$246m nanny trial: no experience needed
The Australian 24/07/15
Unqualified nannies with no experience will be able to pocket up to $2000 a week in taxpayer subsidies to care for seven children at a time, under the federal government’s $246 million nanny trial.
Department of Social Services draft guidelines reveal that families will be able to hire unqualified friends and neighbours as taxpayer-subsidised nannies.
The maximum subsidy of $5.95 per child per hour will be paid for up to 50 hours a week, depending on the parents work hours and income, to a maximum of $2082 per week.
Both parents need to work or study for just eight hours a fortnight, including travel time, to qualify for a taxpayer-subsidised nanny.
The draft guidelines ban families from hiring relatives as nannies, but do not rule out friends or neighbours.
Nannies must be hired through an agency, although they will not need formal qualifications or experience in childcare.
Each nanny can care for up to four children under school age and seven in total.
Parents chosen for the two-year trial can ask an agency to hire their existing nanny meaning friends, neighbours or girlfriends and boyfriends who do not live in the home could be employed through the scheme.
Agencies must give each family a choice of at least three nannies. The service provider will also need to consider nannies who are in a current arrangement with a family, the guidelines state.

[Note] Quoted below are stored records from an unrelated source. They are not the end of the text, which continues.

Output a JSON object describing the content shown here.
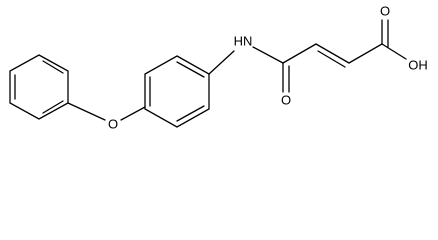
{
  "atoms": {
    "ether_o": "O",
    "amide_n": "HN",
    "amide_o": "O",
    "acid_o": "O",
    "acid_oh": "OH"
  }
}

Nannies will not be expected to undertake cleaning, shopping or other household duties for the family unless they are directly related to the care of the child/ren.
Childcare and nanny groups warned yesterday that children could be at risk as a result of the lax recruitment guidelines, which will be reviewed after public consultation.
The two-year, $246m scheme will involve 4000 nannies and 10,000 children from January next year, at a cost of nearly $25,000 per child.
The Community Child Care Co-operative a non-profit agency which runs the Chippendale Child Care Centre in central Sydney said the trial puts children and nannies at risk.
We believe that young children will be put at risk by the lack of requirement for nannies to have any qualification, it states in a submission to the department.
Such unqualified education and care should not be subsidised by the government.
The Australian Nanny Association told the department yesterday that agencies would have to cut corners unless the government paid them more to administer the scheme.
Nanny agencies will be paid 5 per cent of the subsidy to cover the costs of invoicing families, paying nannies, distributing the subsidies and providing a 24-hour emergency hotline.
With the costs specified in the draft guidelines, untrained and inexperienced nannies would likely be providing care for between four and seven children, its submission states.
With minimal experience and many young nannies without qualifications, we see a high risk around having the ratio of one nanny for up to seven children.
The department will require that nannies are at least 18 and hold a first-aid certificate and a Working with Children check. But the nanny association insists nannies must also have training in CPR, asthma and anaphylaxis.
Early Childhood Australia chief executive Samantha Page said yesterday all nannies should have childcare qualifications, insurance and a full police check.